Le livre que vous n'avez jamais lu, sans trop savoir pourquoi?

«Ce n'est pas un livre, mais une collection: celle des aventures du commissaire San-Antonio, et de son adjoint Bérurier, sous la plume du prolifique auteur français Frédéric Dard. Une production extrêmement abondante. Dard en a écrit je ne sais plus combien, 175, 200 titres?! Adolescent, je voyais mon père dévorer les aventures de San-Antonio le soir dans le salon! Mon père avait acheté, pas toute la collection, mais plusieurs livres. Je voyais donc les bouquins entassés sur l'étagère de la bibliothèque. Ça m'intriguait énormément - l'argot, le polar, l'érotisme -, mais ça m'intimidait aussi. Finalement, devant l'ampleur de la collection, je n'ai jamais pu finir une aventure...»
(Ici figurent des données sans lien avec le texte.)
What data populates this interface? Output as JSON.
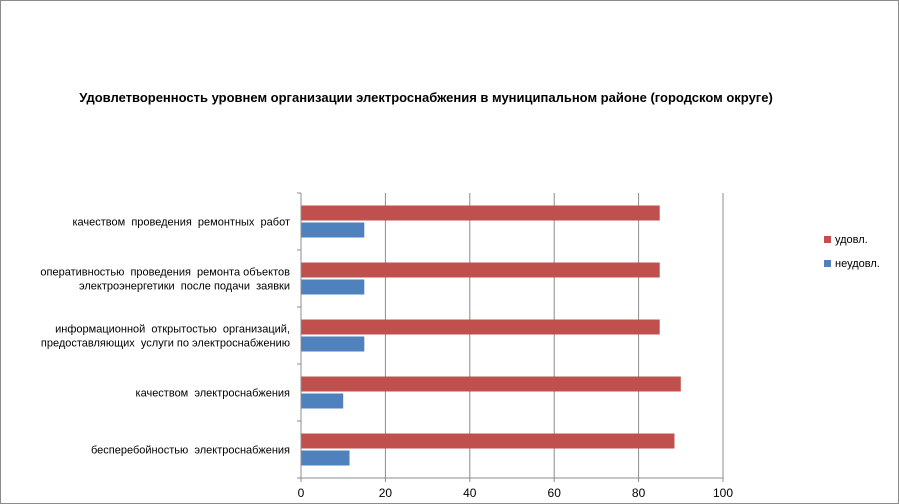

Le livre que vous lisez en ce moment?

«En retard sur bien du monde, mais je suis en train de lire Le plongeur de Stéphane Larue. J'aime beaucoup les auteurs russes classiques. Or, je vois un parallèle entre l'univers du Joueur de Dostoïevski et l'univers glauque du Plongeur. Ça me rappelle l'ambiance déjantée du Montréal nocturne, un peu trash, que j'ai découvert en arrivant en ville, encore un peu naïf, il y a près de 20 ans. Le roman se déroule à Montréal en 2002, et le narrateur travaille dans la cuisine tendue d'un restaurant du Plateau que j'ai bien connu.»